SEMANÁRIO REGIONALISTA DE TORRES NOVAS | FUNDADO EM 1918 | ANO CI | Diretor: Nuno Vasco Batista Nunes | Domingo, 20 Junho 2021, 17:34

Os Kalyfas e a Academia Pop no Colégio de Santa Maria

Não sei de onde partiu o convite, nem sei quem conseguiu autorização junto da madre superiora do Colégio de Santa Maria, talvez a Ana Zuzarte Reis, mas o que é facto é que os Kalyfas e a Academia Pop, dois conjuntos torrejanos de música moderna na altura dos Beatles, conseguiram efectuar um concerto em conjunto, para as alunas do referido colégio, com o pavilhão a abarrotar de miúdas, algumas já bem graúdas.
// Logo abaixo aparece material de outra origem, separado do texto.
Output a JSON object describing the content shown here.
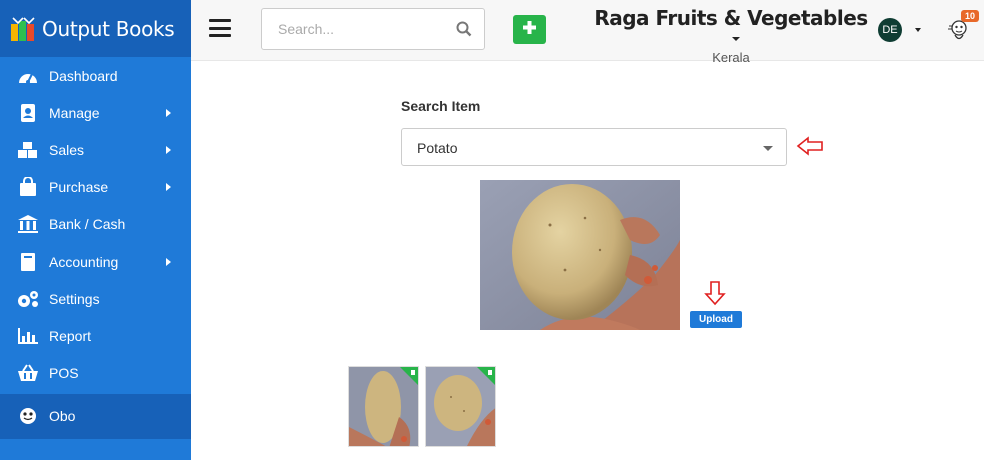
{
  "brand": {
    "name": "Output Books"
  },
  "sidebar": {
    "items": [
      {
        "label": "Dashboard",
        "icon": "dashboard-icon",
        "submenu": false
      },
      {
        "label": "Manage",
        "icon": "manage-icon",
        "submenu": true
      },
      {
        "label": "Sales",
        "icon": "sales-icon",
        "submenu": true
      },
      {
        "label": "Purchase",
        "icon": "purchase-icon",
        "submenu": true
      },
      {
        "label": "Bank / Cash",
        "icon": "bank-icon",
        "submenu": false
      },
      {
        "label": "Accounting",
        "icon": "accounting-icon",
        "submenu": true
      },
      {
        "label": "Settings",
        "icon": "settings-icon",
        "submenu": false
      },
      {
        "label": "Report",
        "icon": "report-icon",
        "submenu": false
      },
      {
        "label": "POS",
        "icon": "pos-icon",
        "submenu": false
      },
      {
        "label": "Obo",
        "icon": "obo-icon",
        "submenu": false
      }
    ]
  },
  "header": {
    "search_placeholder": "Search...",
    "company_name": "Raga Fruits & Vegetables",
    "company_location": "Kerala",
    "avatar_initials": "DE",
    "notification_count": "10"
  },
  "main": {
    "search_label": "Search Item",
    "selected_item": "Potato",
    "upload_label": "Upload"
  },
  "colors": {
    "sidebar": "#1f7ad8",
    "sidebar_dark": "#1761b8",
    "add_button": "#28b44a",
    "badge": "#e8692a",
    "annotation_arrow": "#e02020"
  }
}
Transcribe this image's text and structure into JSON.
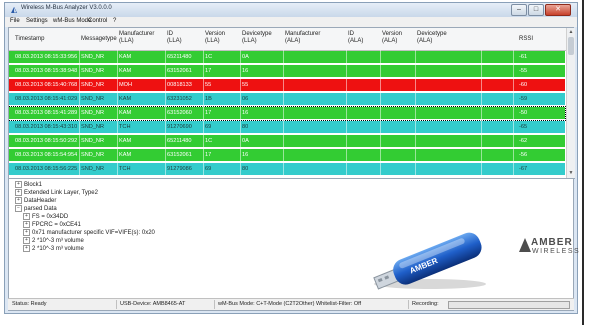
{
  "window": {
    "title": "Wireless M-Bus Analyzer V3.0.0.0",
    "buttons": {
      "minimize": "–",
      "maximize": "□",
      "close": "✕"
    }
  },
  "menu": [
    "File",
    "Settings",
    "wM-Bus Mode",
    "Control",
    "?"
  ],
  "table": {
    "headers": [
      "Timestamp",
      "Messagetype",
      "Manufacturer\n(LLA)",
      "ID\n(LLA)",
      "Version\n(LLA)",
      "Devicetype\n(LLA)",
      "Manufacturer\n(ALA)",
      "ID\n(ALA)",
      "Version\n(ALA)",
      "Devicetype\n(ALA)",
      "RSSI"
    ],
    "rows": [
      {
        "color": "green",
        "cells": [
          "08.03.2013 08:15:33:956",
          "SND_NR",
          "KAM",
          "65211480",
          "1C",
          "0A",
          "",
          "",
          "",
          "",
          "-61"
        ]
      },
      {
        "color": "green",
        "cells": [
          "08.03.2013 08:15:38:948",
          "SND_NR",
          "KAM",
          "63152061",
          "17",
          "16",
          "",
          "",
          "",
          "",
          "-55"
        ]
      },
      {
        "color": "red",
        "cells": [
          "08.03.2013 08:15:40:768",
          "SND_NR",
          "MOH",
          "00818133",
          "55",
          "55",
          "",
          "",
          "",
          "",
          "-60"
        ]
      },
      {
        "color": "teal",
        "cells": [
          "08.03.2013 08:15:41:029",
          "SND_NR",
          "KAM",
          "63231052",
          "1B",
          "06",
          "",
          "",
          "",
          "",
          "-59"
        ]
      },
      {
        "color": "green",
        "cells": [
          "08.03.2013 08:15:41:289",
          "SND_NR",
          "KAM",
          "63152060",
          "17",
          "16",
          "",
          "",
          "",
          "",
          "-50"
        ]
      },
      {
        "color": "teal",
        "cells": [
          "08.03.2013 08:15:43:310",
          "SND_NR",
          "TCH",
          "91270690",
          "69",
          "80",
          "",
          "",
          "",
          "",
          "-65"
        ]
      },
      {
        "color": "green",
        "cells": [
          "08.03.2013 08:15:50:292",
          "SND_NR",
          "KAM",
          "65211480",
          "1C",
          "0A",
          "",
          "",
          "",
          "",
          "-62"
        ]
      },
      {
        "color": "green",
        "cells": [
          "08.03.2013 08:15:54:954",
          "SND_NR",
          "KAM",
          "63152061",
          "17",
          "16",
          "",
          "",
          "",
          "",
          "-56"
        ]
      },
      {
        "color": "teal",
        "cells": [
          "08.03.2013 08:15:56:225",
          "SND_NR",
          "TCH",
          "91279086",
          "69",
          "80",
          "",
          "",
          "",
          "",
          "-67"
        ]
      }
    ]
  },
  "tree": [
    {
      "sign": "+",
      "label": "Block1"
    },
    {
      "sign": "+",
      "label": "Extended Link Layer, Type2"
    },
    {
      "sign": "+",
      "label": "DataHeader"
    },
    {
      "sign": "−",
      "label": "parsed Data"
    },
    {
      "sign": "+",
      "label": "FS = 0x34DD"
    },
    {
      "sign": "+",
      "label": "FPCRC = 0xCE41"
    },
    {
      "sign": "+",
      "label": "0x71 manufacturer specific VIF=VIFE(s): 0x20"
    },
    {
      "sign": "+",
      "label": "2 *10^-3 m³ volume"
    },
    {
      "sign": "+",
      "label": "2 *10^-3 m³ volume"
    }
  ],
  "logo": {
    "main": "AMBER",
    "sub": "WIRELESS"
  },
  "status": {
    "ready": "Status: Ready",
    "device": "USB-Device: AMB8465-AT",
    "mode": "wM-Bus Mode: C+T-Mode (C2T2Other)  Whitelist-Filter: Off",
    "recording": "Recording:"
  },
  "colors": {
    "green": "#33cc33",
    "red": "#ee1111",
    "teal": "#33cccc"
  }
}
A malta da música já teria os seus dezoito anos e a actuação foi preparada com primor, não fosse a coisa sair mal e isso seria uma vergonha junto do público do liceu feminino da então  vila torrejana.

A Academia Pop era dos dois o conjunto mais recente, eu e o Mário Abreu tínhamos saído dos Kalyfas, o Zé Fanha estava nas teclas, o Zé Simões ou o António Correia no baixo e o Zé Vicente na bateria.

Nos Kalyfas pontificavam o Eduardo Galamba, O Vitor Paixão, o João Julião, o Carlos Nicolau e o Inácio nas baquetas.

Não me recordo do Varela ter actuado, mas é bem possível que tenha acontecido porque ele não podia faltar a esta actuação.

O famoso cantor romântico torrejano dessa altura, o José Castilho, também actuou acompanhado pelos Kalyfas e arrasou corações com o Tomight…

Nunca ouvi tantos e tão estridentes gritinhos das meninas e após as actuações o resultado foi um empate em termos de prestação musical e o entusiasmo era tanto que choviam os pedidos de autógrafos.

As músicas eram quase todas dos Beatles e dos Rolling Stones, e o Hey Jude, o Don’t Let me down, o Obladi obladá e o Satisfactions, o Black is Black de entre outros, troaram pelo pavilhão cheios de genica e de juventude daqueles machos torrejanos.

Era o delírio junto das miúdas e para nós a estupefacção de ali estarmos, livres e actuantes num território para nós quase inacessível nos tempos da Pide, mas os polícias não deviam saber inglês…

Pena foi que nessa altura ainda não houvesse televisão, para que se desse conhecimento do evento a todo o país e para que hoje, esta juventude dos sessenta e muitos, pudesse recordar o ambiente, as letras em chinamarquês, as fífias em alta impedância, as violas feitas à mão, as fartas cabeleiras e patilhas, as calças à boca de sino e já agora, algumas corajosas mini saias que algumas meninas fizeram questão de usar, porque o que era bom era para se ver e nós nem reparávamos, porque a trepidação das as notas de música nos enchiam os olhos de humidade.

Fica a grata recordação desse espectáculo e a prova que o amor à música juntou muita malta ao longo dos anos, numa amizade que ainda hoje perdura pese embora o avanço inexorável da idade.

Para as meninas que se lembram deste acontecimento muitos beijinhos de saudade.

Para os mais novos a certeza que há muitos anos atrás a malta já se divertia a valer e levávamos a música a sério como bons amadores que sempre quisemos ser.